Béziers : un homme condamné à 4 ans de prison pour apologie du terrorisme, provocation à commettre un crime sur Internet et propos racistes

Publié le
Écrit par Fabrice Dubault
Le tribunal de Grande Instance de Béziers, dans l'Hérault
Le tribunal de Grande Instance de Béziers, dans l'Hérault © AFP

Originaire de Montpellier, l'homme de 31 ans habite Béziers depuis quelques mois. Sorti de détention en mars 2021 après des faits similaires, il a été condamné en comparution immédiate à 3 ans d'emprisonnement et 1 an de révocation d'un précédent sursis probatoire.

Ce vendredi 7 janvier 2022, dans le cadre d'une procédure de comparution immédiate, le tribunal correctionnel de Béziers a reconnu coupable un homme de 31 ans pour avoir commis quatre délits :

  • provocation publique et directe non suivie d'effet à commettre un crime ou un délit,
  • apologie via Internet d'un acte de terrorisme,
  • provocation publique à la haine ou à la violence en raison de l'origine, l’ethnie, la nation, la race ou la religion
  • refus de remettre aux autorités judiciaires le code de déverrouillage de son téléphone portable.

Le tribunal l'a condamné à 3 ans d'emprisonnement et 1 an de révocation d'un précédent sursis probatoire, ainsi qu’à un suivi socio-judiciaire pendant 3 ans assortis de 2 ans supplémentaires d'emprisonnement en cas de non-respect de ses obligations.

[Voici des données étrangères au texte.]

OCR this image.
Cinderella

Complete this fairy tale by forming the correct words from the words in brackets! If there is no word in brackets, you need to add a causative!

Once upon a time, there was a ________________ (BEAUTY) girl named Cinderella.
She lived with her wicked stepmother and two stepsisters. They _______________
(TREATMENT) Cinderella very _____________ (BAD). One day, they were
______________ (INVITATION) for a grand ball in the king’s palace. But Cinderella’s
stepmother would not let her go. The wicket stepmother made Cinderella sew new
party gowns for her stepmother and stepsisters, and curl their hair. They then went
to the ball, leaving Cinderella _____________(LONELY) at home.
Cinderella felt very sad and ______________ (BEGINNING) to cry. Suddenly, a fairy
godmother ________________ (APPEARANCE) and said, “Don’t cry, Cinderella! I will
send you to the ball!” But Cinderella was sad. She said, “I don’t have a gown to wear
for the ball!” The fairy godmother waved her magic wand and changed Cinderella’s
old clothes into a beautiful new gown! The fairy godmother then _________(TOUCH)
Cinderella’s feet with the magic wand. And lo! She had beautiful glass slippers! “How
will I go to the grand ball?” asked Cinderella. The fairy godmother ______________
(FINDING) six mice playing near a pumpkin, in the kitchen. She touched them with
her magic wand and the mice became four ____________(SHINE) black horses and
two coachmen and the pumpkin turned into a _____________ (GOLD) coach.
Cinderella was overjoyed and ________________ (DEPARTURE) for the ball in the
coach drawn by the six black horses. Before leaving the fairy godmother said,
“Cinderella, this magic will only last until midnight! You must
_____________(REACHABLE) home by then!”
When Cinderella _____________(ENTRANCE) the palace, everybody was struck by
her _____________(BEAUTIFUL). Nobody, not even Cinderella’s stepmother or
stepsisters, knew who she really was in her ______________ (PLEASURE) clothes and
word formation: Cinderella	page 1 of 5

À l'audience, le parquet avait requis 5 ans de prison.

La diffusion de la haine et des propos racistes en récidive

Originaire de Montpellier, le trentenaire était domicilié depuis quelques mois à Béziers.
Les faits reprochés se sont déroulés entre le 21 octobre 2021 et le 5 janvier 2022. L'homme était alors en récidive puisqu'il a déjà été condamné pour des faits similaires commis en octobre 2020. Et depuis sa sortie de prison en mars 2021, il était en période probatoire.

Ce Biterrois était donc de nouveau interpellé le 5 janvier 2022 par la direction territoriale de la police judiciaire de Montpellier puis présenté au parquet de Béziers le 6 janvier et placé en détention provisoire jusqu'à son procès.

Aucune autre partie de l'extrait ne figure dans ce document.